My Barcelona Birthday



In Barcelona I lived in a little room that was also a house. It was connected to Ivy’s house, a regular house, through the back garden, and in the mornings I’d wake up later than I wake up in London but still pretty early for being a person on holiday, and I’d fix myself a cup of coffee and a bowl of Kefir & bran flakes and eat my breakfast outside, alone with my phone, the sunlight dissolving into my skin.

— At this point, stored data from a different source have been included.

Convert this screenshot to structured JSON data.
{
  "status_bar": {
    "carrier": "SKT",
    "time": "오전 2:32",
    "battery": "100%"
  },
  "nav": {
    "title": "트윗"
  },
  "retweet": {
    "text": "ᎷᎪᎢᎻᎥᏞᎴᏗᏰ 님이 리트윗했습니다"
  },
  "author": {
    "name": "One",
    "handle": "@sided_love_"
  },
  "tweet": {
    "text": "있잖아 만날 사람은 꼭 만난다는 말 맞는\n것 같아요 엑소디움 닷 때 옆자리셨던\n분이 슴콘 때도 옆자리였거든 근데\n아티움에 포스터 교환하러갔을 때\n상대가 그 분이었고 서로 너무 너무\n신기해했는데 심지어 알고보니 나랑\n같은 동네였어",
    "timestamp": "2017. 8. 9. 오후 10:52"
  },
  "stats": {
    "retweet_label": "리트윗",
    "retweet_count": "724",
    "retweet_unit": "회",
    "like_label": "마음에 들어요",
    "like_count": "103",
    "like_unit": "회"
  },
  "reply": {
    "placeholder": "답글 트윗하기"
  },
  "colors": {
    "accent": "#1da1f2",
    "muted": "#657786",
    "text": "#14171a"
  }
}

In 2016 my birthday fell on a Friday, which was also Brexit Day. I woke up and crawled across my mattress to go check my phone and the first message I read was from my flatmate Charlotte. She wished me a happy birthday and then apologized for her country being stupid, but my brain couldn’t understand what she was saying— I’d been so sure that Brexit wasn’t going to happen that my first thought was, “Well, Brexit obviously didn’t happen, but something else must have,” and then I looked at Twitter and realized that Brexit actually did happen, and I felt a lot of complex feelings at once, the most immediate being straight shock. I felt like a traitor for not being in England, which I realized that morning really has become my home. Then I felt a lot of personal feelings about Brexit’s relationship to my own moving back to London in the future, which were disturbing, and then I remembered that it was my birthday, and selfishly felt annoyed at Brexit for ruining my birthday. That feeling then mutated into my feeling perversely thrilled by the theatre of it all, imagining my future self telling an amusing anecdote about the time Brexit ruined my birthday, and then I felt guilty for being selfish enough to think such a selfish thought, and then I ate my breakfast and smoked a hundred cigarettes and settled into an awkward, hesitant state of acceptance. Then I went for a Spain-run. 

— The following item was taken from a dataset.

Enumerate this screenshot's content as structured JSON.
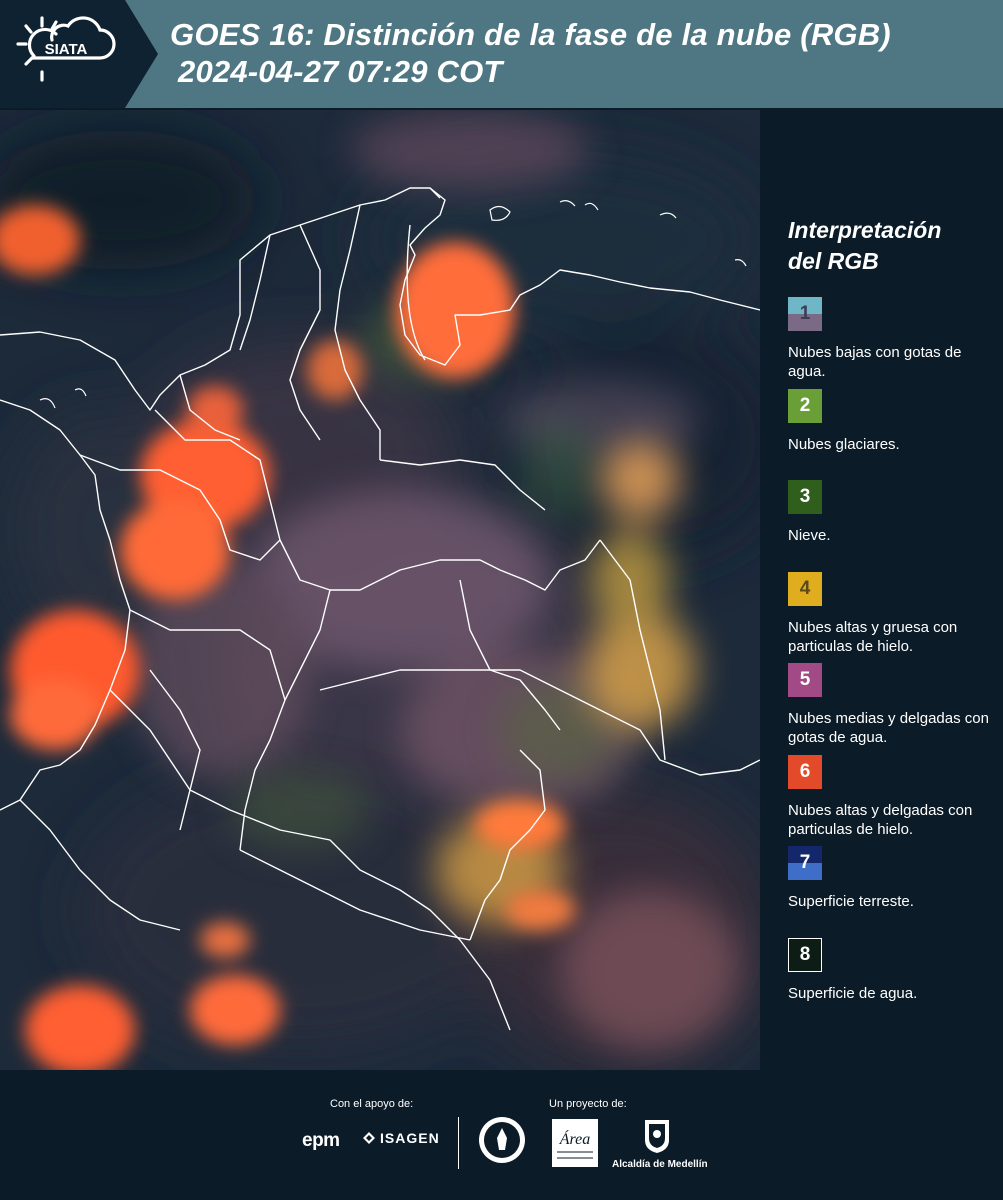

Spain-runs were some of the most beautiful times of my entire trip. I ran faster and harder than I ever knew I could there, I didn’t run I zoomed, a blur in the dry heat. The whole world flashed by me in a sassy color-wash of pastel peaches, seashell pinks & baby blues. I ran past orange trees and old people, I felt I was making a point about youth & the beauty of it: “Don’t worry, I’m appreciating this,” I wanted to stop and tell the old people, “My body is functioning marvellously. I am thirty-one years old today.”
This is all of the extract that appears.